Ceylan est, comme Java, une colonie de plantation. C’est à la culture des produits tropicaux que s’adonnent la plupart des colons anglais, qui tiennent le haut du pavé, de même que les Hollandais à Java : ils écartent et découragent autant que possible les autres Européens, accaparent les meilleures terres et suscitent une foule de difficultés aux étrangers. Comme le climat est, en général, peu favorable aux Européens, le travail des plantations est presque entièrement fourni par des coolies recrutés parmi les Tamils de la côte de l’Inde : ces Tamils retournent ordinairement dans leur pays avec le petit pécule qu’ils ont amassé pendant deux ou trois saisons ; mais un certain nombre s’établissent à demeure dans l’île, où ils forment le noyau le plus utile de la population, et où ils supplantent peu à peu l’indolente race cinghalaise, qui est le principal élément de la population indigène.

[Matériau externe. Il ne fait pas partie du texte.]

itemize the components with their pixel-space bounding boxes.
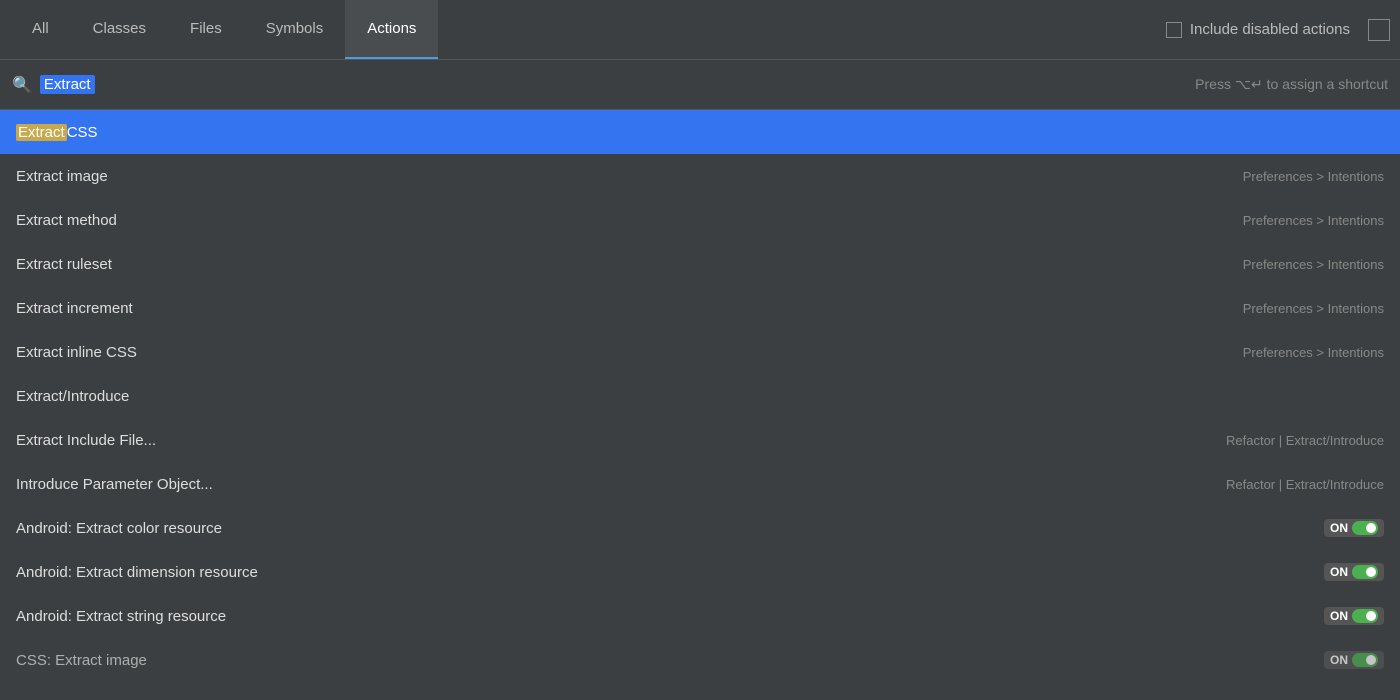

Il y a, à Ceylan, particulièrement dans les districts maritimes qui furent occupés autrefois par les Portugais et les Hollandais, un grand nombre d’Eurasiens, terme générique sous lequel on désigne dans l’Inde les métis issus d’unions entre Européens et

  1. Statistical abstract for the several colonial and other possessions of the United kingdom from 1882 to 1896. Londres, 1897. — Publié par ordre du gouvernement.